Le regard a des vertus qu’on ne saurait contester. Sur cette photographie justement célèbre de Steve Mcurry, « la jeune Afghane aux yeux verts », le spectateur se trouve plongé dans l’expérience vertigineuse du portrait. La composition de la photographie qui concentre l’attention sur la couleur des yeux, au-delà de la présence matérielle du sujet hisse la jeune fille hors du temps et acquiert une dimension proprement iconique.
Un cliché devenu célèbre
La photo a été prise en 1984 dans le camp de réfugiées de Nasir Bagh, au Nord du Pakistan. On sait qu’elle fut rendue célèbre car elle fit la une du « National Geographic » en juin 1985. La jeune fille a 13 ans à ce moment du cliché. Elle a perdu ses parents, tués au cours du conflit afghan qui dure depuis 1979. Elle est réfugiée avec sa grand-mère et son frère. On imagine aisément les kilomètres parcourus dans d’indignes conditions pour passer la frontière dans les zones tribales des montagnes du Waziristan. En cela, ce regard vert dit la condition tragique des réfugiés de guerre ? Force est de constater qu’elle en est devenue l’emblème, comme « Guernica « de Picasso qui porte la dénonciation de toutes les barbaries humaines.
Photogénie du sujet
Le regard, peut-être en raison de la couleur des yeux aussi nous fixe avec effroi, colère, détresse et exprime la tragédie de la guerre qu’elle fait parvenir jusqu’à nous. Le foulard rouge cadre un regard paradoxalement inquisiteur et « évitant ». Cet interstice met mal à l’aise le spectateur pris dans le fait de son voyeurisme qui accompagne pourtant une fascination. Là aussi, un paradoxe.
La beauté du malheur
La tragédie traversée fait naître l’absolue beauté photographique, définitive. Le sujet est certes photogénique. Encore fallait-il produire de l’émotion à partir de la sidération esthétique que la photographie produit sur le spectateur. Le photographe quant à lui, parle d’une adéquation parfaite des éléments ( fond, regard, lumière) à l’instant de la photo captée.

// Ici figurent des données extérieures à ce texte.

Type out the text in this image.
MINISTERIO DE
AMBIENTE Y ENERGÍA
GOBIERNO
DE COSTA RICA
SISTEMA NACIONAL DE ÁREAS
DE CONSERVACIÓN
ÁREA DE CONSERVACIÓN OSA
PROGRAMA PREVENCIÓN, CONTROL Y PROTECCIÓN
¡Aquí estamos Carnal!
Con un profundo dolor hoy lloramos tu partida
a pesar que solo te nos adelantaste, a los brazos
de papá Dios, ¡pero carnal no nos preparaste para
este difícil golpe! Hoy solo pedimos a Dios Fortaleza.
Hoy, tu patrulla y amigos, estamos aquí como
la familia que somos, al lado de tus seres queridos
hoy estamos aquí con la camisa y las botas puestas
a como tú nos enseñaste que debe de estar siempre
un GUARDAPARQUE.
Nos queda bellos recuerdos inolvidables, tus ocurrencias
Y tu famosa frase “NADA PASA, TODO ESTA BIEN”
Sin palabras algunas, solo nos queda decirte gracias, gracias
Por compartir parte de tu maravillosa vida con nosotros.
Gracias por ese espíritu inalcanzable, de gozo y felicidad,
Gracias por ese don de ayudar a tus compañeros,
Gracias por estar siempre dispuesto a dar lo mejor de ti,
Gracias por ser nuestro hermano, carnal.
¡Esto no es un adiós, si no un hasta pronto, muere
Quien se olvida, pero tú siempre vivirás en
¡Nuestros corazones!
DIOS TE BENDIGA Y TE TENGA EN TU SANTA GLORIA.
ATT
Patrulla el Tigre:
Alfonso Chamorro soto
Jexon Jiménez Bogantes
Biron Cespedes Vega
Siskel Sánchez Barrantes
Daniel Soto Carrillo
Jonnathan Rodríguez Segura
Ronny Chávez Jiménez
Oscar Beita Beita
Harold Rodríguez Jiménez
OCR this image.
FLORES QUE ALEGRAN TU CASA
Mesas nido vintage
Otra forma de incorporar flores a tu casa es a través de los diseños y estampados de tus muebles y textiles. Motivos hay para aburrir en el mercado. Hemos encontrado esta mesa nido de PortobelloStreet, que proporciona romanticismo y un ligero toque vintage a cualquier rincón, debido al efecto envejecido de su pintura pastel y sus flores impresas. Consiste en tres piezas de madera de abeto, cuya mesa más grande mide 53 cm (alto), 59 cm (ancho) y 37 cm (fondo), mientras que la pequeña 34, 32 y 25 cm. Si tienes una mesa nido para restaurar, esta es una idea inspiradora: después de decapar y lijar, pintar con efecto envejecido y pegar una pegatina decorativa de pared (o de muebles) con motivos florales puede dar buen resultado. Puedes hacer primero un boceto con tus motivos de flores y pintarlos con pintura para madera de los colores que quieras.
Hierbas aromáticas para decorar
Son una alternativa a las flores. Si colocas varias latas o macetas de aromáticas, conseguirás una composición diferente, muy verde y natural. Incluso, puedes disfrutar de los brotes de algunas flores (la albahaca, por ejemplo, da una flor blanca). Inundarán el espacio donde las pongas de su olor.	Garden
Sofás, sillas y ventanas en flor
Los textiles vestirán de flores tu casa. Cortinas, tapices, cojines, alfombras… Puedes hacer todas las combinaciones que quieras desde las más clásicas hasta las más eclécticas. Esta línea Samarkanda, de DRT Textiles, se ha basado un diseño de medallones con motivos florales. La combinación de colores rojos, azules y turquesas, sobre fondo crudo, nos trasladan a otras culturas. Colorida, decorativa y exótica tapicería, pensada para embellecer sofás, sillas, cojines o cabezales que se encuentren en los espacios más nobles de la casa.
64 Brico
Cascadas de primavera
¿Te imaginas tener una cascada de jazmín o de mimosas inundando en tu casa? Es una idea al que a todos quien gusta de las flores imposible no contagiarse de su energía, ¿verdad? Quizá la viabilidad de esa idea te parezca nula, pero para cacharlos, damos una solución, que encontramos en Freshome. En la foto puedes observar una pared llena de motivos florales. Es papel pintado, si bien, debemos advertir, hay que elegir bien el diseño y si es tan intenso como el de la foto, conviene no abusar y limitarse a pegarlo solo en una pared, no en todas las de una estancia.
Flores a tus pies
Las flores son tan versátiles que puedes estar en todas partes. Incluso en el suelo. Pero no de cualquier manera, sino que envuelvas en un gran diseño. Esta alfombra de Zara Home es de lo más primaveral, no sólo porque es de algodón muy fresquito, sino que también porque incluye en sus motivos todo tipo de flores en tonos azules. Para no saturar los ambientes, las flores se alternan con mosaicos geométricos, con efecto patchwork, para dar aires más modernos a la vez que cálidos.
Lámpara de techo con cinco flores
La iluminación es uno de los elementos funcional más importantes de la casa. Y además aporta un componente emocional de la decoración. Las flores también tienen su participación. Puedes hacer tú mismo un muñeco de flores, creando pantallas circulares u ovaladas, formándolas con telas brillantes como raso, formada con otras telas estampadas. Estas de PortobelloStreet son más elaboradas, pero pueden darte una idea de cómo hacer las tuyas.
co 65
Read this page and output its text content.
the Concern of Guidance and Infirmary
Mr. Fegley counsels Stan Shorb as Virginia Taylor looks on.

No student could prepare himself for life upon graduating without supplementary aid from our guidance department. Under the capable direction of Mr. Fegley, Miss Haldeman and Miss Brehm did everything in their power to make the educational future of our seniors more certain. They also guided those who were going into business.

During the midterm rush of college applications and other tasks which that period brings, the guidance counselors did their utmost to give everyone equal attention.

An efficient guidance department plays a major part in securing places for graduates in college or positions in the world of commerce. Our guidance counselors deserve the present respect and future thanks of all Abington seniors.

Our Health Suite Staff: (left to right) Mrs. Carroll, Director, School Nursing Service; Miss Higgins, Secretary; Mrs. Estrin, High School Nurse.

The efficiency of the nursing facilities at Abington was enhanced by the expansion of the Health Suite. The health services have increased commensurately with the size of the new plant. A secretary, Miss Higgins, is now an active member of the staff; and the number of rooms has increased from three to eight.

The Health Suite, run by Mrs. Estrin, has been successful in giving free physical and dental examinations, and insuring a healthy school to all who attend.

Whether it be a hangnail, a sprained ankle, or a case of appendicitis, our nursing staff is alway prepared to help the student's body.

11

La photographie devient conteuse et témoin d’une histoire sans interprétation possible puisque faute d’interprète, le photographe ne connaît pas l’identité de la jeune fille.
Histoire d’une quête
L’histoire qui suivit, on la connait. Steve MCurry , fasciné par son modèle , passe près de 17 années à rechercher la femme dont le regard l’avait littéralement envoûté . Pour cela, l’équipe du National Geographic s’est muni de logiciels pour confirmer l’identité de la jeune fille devenu femme.
Aujourd’hui l’on sait Il s’agit de Sharbat-Gula qui serait née en 1972 et serait issue de la tribu des pères fondateurs de l’Afghanistan moderne : Les Pachtounes.
Voici des explications données par le photographe lui-même sur les investigations qui ont été menées : « Une sculpture a été faite à partir de la photo. Un autre artiste a tissé son portrait sous la forme d’un tapis. Plus que tout cela, son voyage a inspiré de nombreux Américains qui sont allés travailler avec les organisations caritatives, en Afghanistan et au Pakistan ». (Steve McCurry)
Il la retrouve en 2016 alors qu’elle fait l’objet d’une enquête pour détention de faux papiers au Pakistan et risque la prison. Une arrestation qui émeut le photographe qui déclare sur sa page Facebook « tout faire afin de fournir un soutien financier et juridique pour elle et sa famille ». Elle a pu retourner en Afghanistan la même année avec ses quatre enfants. Sur la photo , une femme très marquée par les tragédies de la vie qui ont continué et ont fait d’elle un symbole : celui de l’inhumanité dans laquelle nos semblables sont maintenus par l’Histoire.